“Viola?” Mr. Lowell prompted.
She met his gaze, silently wishing they could leave the subject alone. Peter didn’t deserve to have his kindness repaid by her divulging such information. He deserved to be remembered for the intelligent man he’d once been.
“Your Grace,” Mr. Steadford said, snapping his notebook shut. “In order to win, Mr. Hayes’s best course of action will be to prove that you took advantage of an ailing man who didn’t have all of his wits about him. So I ask you again, was your husband in perfect mental health?”
“There were episodes,” Viola confessed, and then hastily added, “but nothing unusual, considering his age.”
“He was how old?” Mr. Lowell quietly asked.
Viola dropped her gaze and fidgeted with the skirt of her gown. “Seventy.”
“Right,” Mr. Steadford muttered. “And who was his physician after your father’s passing?”
Viola swallowed. This conversation was going from bad to worse. “Mr. Blaire,” she said, speaking as if from outside her own body. She felt as though she was falling into a bottomless well from which she’d never find a way out.
“I’ll need to take his professional assessment into consideration,” Mr. Steadford said.
That brought Viola’s attention back to the solicitor’s face. “No.” She shifted in her seat. “Mr. Blaire was the first physician I hired when I opened the hospital, but I was forced to press charges against him last year for negligence and the endangering of others. He has spent eight months in prison and is not due for release for another six weeks.”
“Very well,” Mr. Steadford conceded. “What about the solicitor who drew up your husband’s will? Perhaps he can offer some insight.”
“His name was Mr. Porter, but I’m afraid he’s no longer alive,” Viola muttered.
Mr. Steadford nodded but made no further comment about Mr. Porter’s passing. Instead he said, “I take it the will was altered the day before your husband died? Right after you were married?” Viola nodded. “In that case I may be able to argue that Mr. Porter would not have facilitated this unless he was certain your husband knew exactly what he was doing.”

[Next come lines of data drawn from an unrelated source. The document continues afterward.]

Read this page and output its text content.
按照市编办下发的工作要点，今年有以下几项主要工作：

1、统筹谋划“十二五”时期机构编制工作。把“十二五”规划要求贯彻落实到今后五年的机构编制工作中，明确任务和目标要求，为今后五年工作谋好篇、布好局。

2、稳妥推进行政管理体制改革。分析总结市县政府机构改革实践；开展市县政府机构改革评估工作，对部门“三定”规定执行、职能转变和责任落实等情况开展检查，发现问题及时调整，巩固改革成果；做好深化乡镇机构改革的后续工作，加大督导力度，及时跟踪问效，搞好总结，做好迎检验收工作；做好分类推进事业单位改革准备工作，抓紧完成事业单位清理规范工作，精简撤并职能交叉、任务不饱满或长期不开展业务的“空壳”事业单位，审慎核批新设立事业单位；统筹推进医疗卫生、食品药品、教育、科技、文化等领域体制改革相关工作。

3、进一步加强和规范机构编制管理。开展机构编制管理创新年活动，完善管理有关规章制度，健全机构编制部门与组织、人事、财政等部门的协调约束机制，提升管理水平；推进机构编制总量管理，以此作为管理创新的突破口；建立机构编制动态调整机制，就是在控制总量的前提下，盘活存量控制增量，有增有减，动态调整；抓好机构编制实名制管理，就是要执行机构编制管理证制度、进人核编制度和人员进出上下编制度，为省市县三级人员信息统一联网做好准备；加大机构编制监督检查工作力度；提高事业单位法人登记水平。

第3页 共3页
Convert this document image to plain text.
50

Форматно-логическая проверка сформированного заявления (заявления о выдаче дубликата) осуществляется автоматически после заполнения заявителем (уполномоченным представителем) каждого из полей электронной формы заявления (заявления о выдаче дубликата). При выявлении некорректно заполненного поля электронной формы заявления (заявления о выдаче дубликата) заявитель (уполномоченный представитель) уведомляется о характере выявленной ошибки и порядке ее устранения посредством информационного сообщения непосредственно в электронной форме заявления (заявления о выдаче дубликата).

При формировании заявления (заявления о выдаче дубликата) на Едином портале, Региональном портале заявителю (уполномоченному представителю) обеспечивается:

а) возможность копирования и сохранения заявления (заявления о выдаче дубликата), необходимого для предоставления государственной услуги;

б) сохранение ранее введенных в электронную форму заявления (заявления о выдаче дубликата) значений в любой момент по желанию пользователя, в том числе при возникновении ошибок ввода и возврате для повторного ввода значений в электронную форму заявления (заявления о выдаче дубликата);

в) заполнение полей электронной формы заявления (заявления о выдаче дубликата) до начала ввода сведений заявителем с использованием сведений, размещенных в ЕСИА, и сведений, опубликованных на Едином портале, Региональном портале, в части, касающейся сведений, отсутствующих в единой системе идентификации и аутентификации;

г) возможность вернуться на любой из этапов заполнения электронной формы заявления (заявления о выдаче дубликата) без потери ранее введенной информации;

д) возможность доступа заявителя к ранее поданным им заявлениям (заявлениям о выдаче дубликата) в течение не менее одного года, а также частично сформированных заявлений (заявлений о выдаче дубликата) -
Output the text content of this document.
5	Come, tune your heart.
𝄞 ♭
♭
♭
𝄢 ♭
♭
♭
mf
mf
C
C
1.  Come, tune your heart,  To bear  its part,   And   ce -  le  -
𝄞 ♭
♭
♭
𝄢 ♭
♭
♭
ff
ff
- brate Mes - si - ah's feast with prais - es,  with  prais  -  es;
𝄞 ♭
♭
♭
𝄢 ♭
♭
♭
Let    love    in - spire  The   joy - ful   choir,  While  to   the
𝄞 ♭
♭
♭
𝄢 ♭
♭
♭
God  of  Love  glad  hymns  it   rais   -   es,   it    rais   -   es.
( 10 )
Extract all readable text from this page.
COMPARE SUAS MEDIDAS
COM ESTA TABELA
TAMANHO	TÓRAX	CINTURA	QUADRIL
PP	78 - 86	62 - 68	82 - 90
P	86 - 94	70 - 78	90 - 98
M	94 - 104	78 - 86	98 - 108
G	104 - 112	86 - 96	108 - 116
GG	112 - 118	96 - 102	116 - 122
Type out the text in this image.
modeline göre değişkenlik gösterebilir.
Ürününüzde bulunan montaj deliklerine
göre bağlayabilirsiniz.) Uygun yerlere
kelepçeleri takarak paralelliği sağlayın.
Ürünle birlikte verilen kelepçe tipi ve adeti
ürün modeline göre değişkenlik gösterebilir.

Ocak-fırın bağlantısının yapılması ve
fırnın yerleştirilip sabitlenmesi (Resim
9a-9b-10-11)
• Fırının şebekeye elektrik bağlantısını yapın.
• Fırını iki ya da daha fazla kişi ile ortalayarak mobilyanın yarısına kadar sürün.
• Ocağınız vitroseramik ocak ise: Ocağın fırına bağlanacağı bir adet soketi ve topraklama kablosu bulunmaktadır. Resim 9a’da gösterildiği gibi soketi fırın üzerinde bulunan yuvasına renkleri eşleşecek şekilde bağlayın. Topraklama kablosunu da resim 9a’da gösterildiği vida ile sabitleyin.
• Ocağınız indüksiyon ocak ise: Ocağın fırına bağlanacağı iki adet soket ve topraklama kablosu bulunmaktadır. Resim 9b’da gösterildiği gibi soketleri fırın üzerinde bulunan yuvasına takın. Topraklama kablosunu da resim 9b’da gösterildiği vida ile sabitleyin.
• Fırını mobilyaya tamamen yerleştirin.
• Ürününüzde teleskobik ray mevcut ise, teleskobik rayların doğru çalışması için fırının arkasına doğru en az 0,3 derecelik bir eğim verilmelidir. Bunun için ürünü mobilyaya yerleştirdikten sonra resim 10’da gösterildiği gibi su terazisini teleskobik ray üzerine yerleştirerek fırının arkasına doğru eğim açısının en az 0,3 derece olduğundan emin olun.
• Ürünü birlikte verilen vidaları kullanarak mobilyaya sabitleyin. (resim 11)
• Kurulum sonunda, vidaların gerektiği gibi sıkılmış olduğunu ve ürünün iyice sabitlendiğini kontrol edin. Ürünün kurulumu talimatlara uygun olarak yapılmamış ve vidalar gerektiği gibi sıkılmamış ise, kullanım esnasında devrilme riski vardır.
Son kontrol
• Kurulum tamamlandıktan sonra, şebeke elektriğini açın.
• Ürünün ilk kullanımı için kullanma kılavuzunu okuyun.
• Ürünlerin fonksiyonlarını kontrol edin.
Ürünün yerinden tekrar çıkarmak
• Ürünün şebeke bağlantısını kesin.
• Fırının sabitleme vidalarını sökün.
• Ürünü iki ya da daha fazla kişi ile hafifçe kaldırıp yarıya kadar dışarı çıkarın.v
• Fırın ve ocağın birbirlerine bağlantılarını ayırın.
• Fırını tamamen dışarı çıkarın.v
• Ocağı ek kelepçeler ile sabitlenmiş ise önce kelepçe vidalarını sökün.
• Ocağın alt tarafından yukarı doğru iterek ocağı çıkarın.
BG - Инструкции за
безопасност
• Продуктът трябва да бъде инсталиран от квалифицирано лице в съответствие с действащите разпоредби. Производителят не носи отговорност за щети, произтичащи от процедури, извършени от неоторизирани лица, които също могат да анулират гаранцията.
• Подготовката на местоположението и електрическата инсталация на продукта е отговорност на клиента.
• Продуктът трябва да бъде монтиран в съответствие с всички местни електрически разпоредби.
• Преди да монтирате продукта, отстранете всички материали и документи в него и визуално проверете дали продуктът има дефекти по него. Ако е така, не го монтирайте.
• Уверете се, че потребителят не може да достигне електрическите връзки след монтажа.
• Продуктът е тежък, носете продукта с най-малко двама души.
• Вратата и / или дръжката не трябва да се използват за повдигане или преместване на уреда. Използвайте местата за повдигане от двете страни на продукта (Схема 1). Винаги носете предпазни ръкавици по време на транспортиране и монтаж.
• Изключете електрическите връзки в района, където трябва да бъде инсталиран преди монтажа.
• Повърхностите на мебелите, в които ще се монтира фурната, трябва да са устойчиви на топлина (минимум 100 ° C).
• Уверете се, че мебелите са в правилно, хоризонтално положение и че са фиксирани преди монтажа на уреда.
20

He made a note and raised his gaze to Viola’s once more. “Since he is dead, however, I’ll have to make do with witness accounts from your late husband’s servants.”
Viola bit her lip. “You should know that I let almost all of them go in order to save on the expense of keeping Tremaine House running. Only the butler and housekeeper remained.”
Mr. Steadford’s brow puckered with concern. “I get the sense that this case is becoming increasingly difficult by the second.”
“I am sure I could locate a few of them,” Viola hastened to say. “Mrs. Starling, the cook, went to work for Baron Hawthorne, so questioning her will be easy.”
“And did Mrs. Starling interact with your husband on a regular basis? Enough for her to be able to vouch for his ability to make rational decisions at the time when he chose to marry you?”
“Not really.”
Mr. Steadford held his position for a second and then leaned back against his seat. “In that case, it would be useful if you can think of something we might be able to use against Tremaine. Anything at all that would encourage a judge to sympathize with you rather than him.”
“If I may,” Mr. Lowell said with a quick glance at her before focusing more directly on Mr. Steadford, “I would suggest looking into Tremaine’s behavior. While I will agree that people can change and that he might be different now that he’s older, he developed a quick temper during our time together at Cambridge.” He paused briefly before quietly adding, “I suspect he once beat a demimondaine after she failed to please him.”
Viola gasped. “Surely not.”
“Do you have any evidence of this?” Mr. Steadford asked. “A reliable witness, perhaps?”
“No, but—”
“Then I’m afraid we cannot use it. Especially since some would argue that the woman probably got what she deserved.”
Viola frowned. “That’s rather harsh. I’m sure she chose her profession out of desperation, but even if she didn’t, a man has no right to hit a woman for any reason and if he did so, then—”
“Yes. I agree with you,” Mr. Steadford told her soothingly, “but it doesn’t change the facts. Society will favor a duke over a harlot any day of the week, no matter what, and even if they didn’t, the lack of proof makes it difficult to argue. Tremaine will simply deny it.”
Feeling defeated before the case had barely begun, Viola swallowed and managed an absent nod. “Of course. I will try to think of something else that may be of use.”
“Good.” Mr. Steadford eyed his pocket watch again. “In the meantime, we should probably head over to Tremaine House for our meeting there. Perhaps our path to victory will be clearer after we hear what the duke has to say.”
“Are you absolutely certain you still want to get involved with this?” Steadford asked Henry while Viola exchanged a few words with one of the physicians they passed on their way toward the hospital’s front door.